I couldn’t help noticing the acquisitiveness of Ms. Baker’s memorial display which included a bag of potting soil.  The pastor who stood in front of a display of acquisitiveness and putting it down as a “pagan vice” (we “Christians” are so much better) probably didn’t recognize the irony in that either.  Don’t get me wrong, Ms. Baker’s flower garden was beautiful and had people from miles around coming to admire her true joy in life.  But one must “acquire” to “get things” in order to produce something of beauty.  That is exactly why I ended up shaking my head at the pastor.  The degree of hypocrisy in his sermonizing.

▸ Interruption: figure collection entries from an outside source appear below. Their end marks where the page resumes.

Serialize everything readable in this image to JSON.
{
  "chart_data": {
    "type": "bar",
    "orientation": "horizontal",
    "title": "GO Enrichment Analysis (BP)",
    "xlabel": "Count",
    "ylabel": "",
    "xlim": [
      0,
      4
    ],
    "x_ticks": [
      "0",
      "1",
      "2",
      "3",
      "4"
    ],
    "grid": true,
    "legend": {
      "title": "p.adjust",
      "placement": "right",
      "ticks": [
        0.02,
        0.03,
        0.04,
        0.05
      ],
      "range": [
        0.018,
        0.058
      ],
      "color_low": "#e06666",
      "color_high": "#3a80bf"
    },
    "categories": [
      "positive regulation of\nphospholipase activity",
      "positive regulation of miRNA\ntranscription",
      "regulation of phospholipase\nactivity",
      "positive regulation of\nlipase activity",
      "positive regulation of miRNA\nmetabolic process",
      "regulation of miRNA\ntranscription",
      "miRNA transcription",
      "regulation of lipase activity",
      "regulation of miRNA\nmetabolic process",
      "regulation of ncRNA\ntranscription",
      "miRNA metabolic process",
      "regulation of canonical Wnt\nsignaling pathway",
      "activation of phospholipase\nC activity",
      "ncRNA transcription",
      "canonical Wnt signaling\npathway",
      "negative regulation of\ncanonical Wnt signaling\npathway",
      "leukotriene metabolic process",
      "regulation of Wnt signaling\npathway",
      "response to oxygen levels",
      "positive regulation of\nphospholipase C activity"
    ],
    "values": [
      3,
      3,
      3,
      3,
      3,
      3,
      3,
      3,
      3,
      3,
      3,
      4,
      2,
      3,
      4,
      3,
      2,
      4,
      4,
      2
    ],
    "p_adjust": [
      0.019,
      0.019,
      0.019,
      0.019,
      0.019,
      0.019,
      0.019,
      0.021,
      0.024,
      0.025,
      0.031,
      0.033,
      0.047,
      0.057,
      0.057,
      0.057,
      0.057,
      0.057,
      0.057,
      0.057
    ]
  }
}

After all, you “get things” for your comfort.  You “get things” because it is something you delight in.  You “get things” because it nourishes your body.  You “get things” for your sleep and you “get things” for your health.  You “get things” for whatever you hygienically need.  On the other hand, what Mr. Powers argued that this “Christian nation” now engages in, is acquisitiveness that is an appeal to vanity.  That is why people today are encouraged to go buy that “designer” trash can at KMart.

Even if I had the money for a “designer” trash can, I would not buy such a critter.  Quite frankly, a simple square-sided plastic trash can or round bucket-shaped trash can would serve far better than something that I would fritter away the time wondering if this “trash can” would look better placed among artwork in the house or among flowers on the deck.  I wouldn’t be using it for trash.  Literally, if I am buying it for “looks,” I am not buying it for functionality.


“Pagans” are not in control of the U.S.  Real pagans represent a minority at best in a religious pantheon that is in its vast majority Christian.  So, in the case of this pastor, why would he single out the “acquisitive pagans” in a sermon that was supposed to be a celebration of a good Christian woman’s life?  It beats me that the guy could inject politics of all he presumably rejects into a memorial service for a person who was certainly a member of his church.  He would have been much closer to home if he had instead complained about the acquisitiveness of the “Christian faithful,” the shop till you drop syndrome that broke the bank and reduced the economy to a shambles, with his back to the very symbols of acquisitiveness that demonstrated Ms. Baker’s work with her flower garden.  But, flowers are cheaper, aren’t they?  They are always “designer ready” and all it takes is time, effort and an attention to detail to bring an admiring public to the street side garden of a person who built this garden for people to simply enjoy.  Hers was not an act of vanity, she loved people loving the work of her hands.

On the other hand, Powers could have put it more simply.  That “designer” this or that, “cool” this or that, “hip” this or that in order to encourage shopping until you destroy the economy as no more than an act of vanity.  But “designer,” “hip,” “cool” doesn’t keep you in your mortgaged to the hilt home and just how many people can still afford “designer” in an economy still in the throes of a jobless recovery.

For what it is worth, this pastor could have made a mighty good sermon, for a later time, discussing years later the very same issues that Mr. Powers addressed in his book.  But, he would have to hold his fellow Christians accountable for their acquisitiveness that Powers asserted correctly, had certainly been around since the nineteenth century.  Sorry, but this pagan doesn’t believe in “designer” and goes with functional every time.  But, not at a funeral, please.  That was out of place and out of line.